Bug #5179 Chinese Word Searching Problem
Submitted: 24 Aug 2004 11:58 Modified: 24 Aug 2004 13:39
Reporter: Thomas Chan Email Updates:
Status: Won't fix Impact on me:
None 
Category:MySQL Server Severity:S1 (Critical)
Version:4.017 & 4.020 OS:Linux (Linux & Window)
Assigned to: CPU Architecture:Any

[24 Aug 2004 11:58] Thomas Chan
Description:
We tried to search one Chinese Word with the following Select Statement :-

-   "select * from library where chinesename like '%".addcslashes(trim($bookname),"\\_%")."%' ";

;where bookname entered as '偉'  - hex code value stored as 'b0b6'

When we tried to perform the search function by using PHP program will have the  unexpected result come out.

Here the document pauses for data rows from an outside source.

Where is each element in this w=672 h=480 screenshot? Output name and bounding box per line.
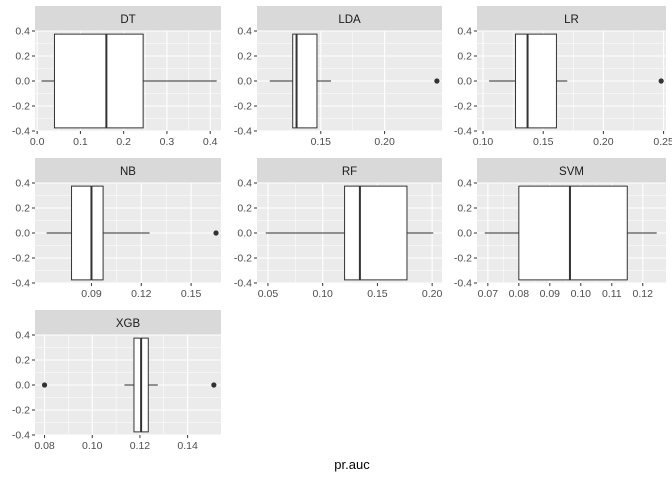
y-tick-label: 0.0: [15, 228, 30, 240]
x-tick-label: 0.10: [312, 288, 333, 300]
box-nb: [71, 185, 104, 281]
box-rf: [344, 185, 408, 281]
x-tick-label: 0.12: [130, 440, 151, 452]
x-tick-label: 0.14: [177, 440, 198, 452]
y-tick-label: -0.4: [12, 126, 30, 138]
facet-lda: LDA 0.4 0.2 0.0 -0.2 -0.4 0.15 0.20: [234, 6, 442, 148]
y-tick-label: 0.0: [237, 228, 252, 240]
outlier-point-lr: [658, 78, 664, 84]
x-tick-label: 0.10: [473, 136, 494, 148]
y-tick-label: -0.2: [12, 405, 30, 417]
x-tick-label: 0.4: [203, 136, 218, 148]
strip-label-lr: LR: [564, 14, 579, 26]
y-tick-label: 0.2: [15, 51, 30, 63]
x-tick-label: 0.10: [571, 288, 592, 300]
x-tick-label: 0.1: [73, 136, 88, 148]
strip-svm: [477, 158, 666, 183]
box-lr: [515, 33, 557, 129]
y-tick-label: -0.4: [234, 126, 252, 138]
x-tick-label: 0.11: [602, 288, 622, 300]
x-tick-label: 0.0: [30, 136, 45, 148]
x-tick-label: 0.07: [478, 288, 499, 300]
y-tick-label: 0.2: [237, 51, 252, 63]
facet-nb: NB 0.4 0.2 0.0 -0.2 -0.4 0.09 0.12 0.15: [12, 158, 221, 300]
y-tick-label: 0.4: [15, 330, 30, 342]
x-tick-label: 0.08: [509, 288, 530, 300]
x-tick-label: 0.09: [81, 288, 102, 300]
outlier-point-xgb: [211, 382, 217, 388]
x-tick-label: 0.20: [593, 136, 614, 148]
y-tick-label: 0.2: [15, 203, 30, 215]
y-tick-label: -0.2: [234, 101, 252, 113]
strip-label-dt: DT: [120, 14, 135, 26]
y-tick-label: -0.2: [454, 101, 472, 113]
y-tick-label: 0.4: [15, 26, 30, 38]
x-tick-label: 0.09: [540, 288, 561, 300]
x-tick-label: 0.15: [181, 288, 202, 300]
strip-dt: [35, 6, 221, 31]
facet-lr: LR 0.4 0.2 0.0 -0.2 -0.40.10 0.15 0.20 0.25: [454, 6, 672, 148]
outlier-point-xgb: [41, 382, 48, 388]
facet-svm: SVM 0.4 0.2 0.0 -0.2 -0.4 0.07 0.08 0.09 0.10 0.11…: [454, 158, 666, 300]
strip-rf: [257, 158, 442, 183]
y-tick-label: 0.2: [237, 203, 252, 215]
y-tick-label: 0.2: [15, 355, 30, 367]
outlier-point-nb: [213, 230, 219, 236]
strip-label-rf: RF: [342, 166, 357, 178]
x-tick-label: 0.15: [311, 136, 332, 148]
facet-dt: DT0.40.20.0-0.2-0.40.0 0.1 0.2 0.3 0.4: [12, 6, 221, 148]
y-tick-label: -0.2: [12, 253, 30, 265]
x-tick-label: 0.10: [82, 440, 103, 452]
x-tick-label: 0.20: [374, 136, 395, 148]
y-tick-label: -0.2: [234, 253, 252, 265]
y-tick-label: -0.2: [12, 101, 30, 113]
x-tick-label: 0.20: [422, 288, 443, 300]
y-tick-label: -0.4: [12, 430, 30, 442]
y-tick-label: 0.4: [15, 178, 30, 190]
strip-nb: [35, 158, 221, 183]
y-tick-label: -0.4: [12, 278, 30, 290]
x-tick-label: 0.15: [367, 288, 388, 300]
y-tick-label: -0.4: [234, 278, 252, 290]
outlier-point-lda: [434, 78, 440, 84]
strip-lda: [257, 6, 442, 31]
strip-label-nb: NB: [120, 166, 136, 178]
y-tick-label: -0.2: [454, 253, 472, 265]
y-tick-label: 0.0: [237, 76, 252, 88]
box-svm: [518, 185, 628, 281]
y-tick-label: 0.4: [457, 178, 472, 190]
y-tick-label: -0.4: [454, 126, 472, 138]
strip-label-lda: LDA: [338, 14, 361, 26]
strip-label-xgb: XGB: [116, 318, 141, 330]
facet-xgb: XGB 0.4 0.2 0.0 -0.2 -0.4 0.08 0.10 0.12 0.14: [12, 310, 221, 452]
y-tick-label: 0.0: [15, 76, 30, 88]
x-tick-label: 0.3: [160, 136, 175, 148]
x-tick-label: 0.05: [258, 288, 279, 300]
x-tick-label: 0.08: [34, 440, 55, 452]
y-tick-label: 0.4: [457, 26, 472, 38]
y-tick-label: 0.4: [237, 26, 252, 38]
x-tick-label: 0.12: [633, 288, 654, 300]
x-axis-title: pr.auc: [334, 457, 370, 472]
strip-xgb: [35, 310, 221, 335]
y-tick-label: 0.2: [457, 51, 472, 63]
x-tick-label: 0.12: [131, 288, 152, 300]
y-tick-label: 0.4: [237, 178, 252, 190]
box-dt: [53, 33, 144, 129]
x-tick-label: 0.2: [116, 136, 131, 148]
strip-label-svm: SVM: [559, 166, 584, 178]
y-tick-label: 0.0: [457, 76, 472, 88]
facet-rf: RF 0.4 0.2 0.0 -0.2 -0.4 0.05 0.10 0.15 0.20: [234, 158, 443, 300]
y-tick-label: 0.0: [457, 228, 472, 240]
y-tick-label: 0.2: [457, 203, 472, 215]
strip-lr: [477, 6, 666, 31]
y-tick-label: 0.0: [15, 380, 30, 392]
y-tick-label: -0.4: [454, 278, 472, 290]
x-tick-label: 0.25: [653, 136, 672, 148]
x-tick-label: 0.15: [533, 136, 554, 148]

After our findings, we find out that the searching pattern cannot match for each '4' hex code as one unit character and it will search by wildcard pattern. As the Chinese Character will store as two bytes characters to represent one word so that this wildcard pattern searching will come out the wrong result. 

For example :-  1) 0xabb0b654a6b3
                          - this is wrong, b0b6 will represent as two Chinese word
                             (b0 for one word and b6 for another word)
                      2) 0xb0b6b56f7ebb  
                          - this is correct, 4 continoues bytes together as 'b066' and 
                             form as one chinese word. 
                      3) 0xbbc8abb0b654
                          - this is wrong, b0b6 will represent as two Chinese word
                             (b0 for one word and b6 for another word)

Is this a limitation of MySql to search the proper Chinese Word ?  

How to repeat:
1) To create the table with BLOB type to store the above chinese character.
2) To perform the search by typing : '偉'  
3) Wrong Result will come out as metioned on above
[24 Aug 2004 13:39] MySQL Verification Team
Thank you for writting to us. A problem that you describe truly exists in 4.0.

But, this is fixed in 4.1 and will not be fixed in 4.0.

Please try latest 4.1.4 and tell us if a search work.

But first you will have to define charsets very carefully.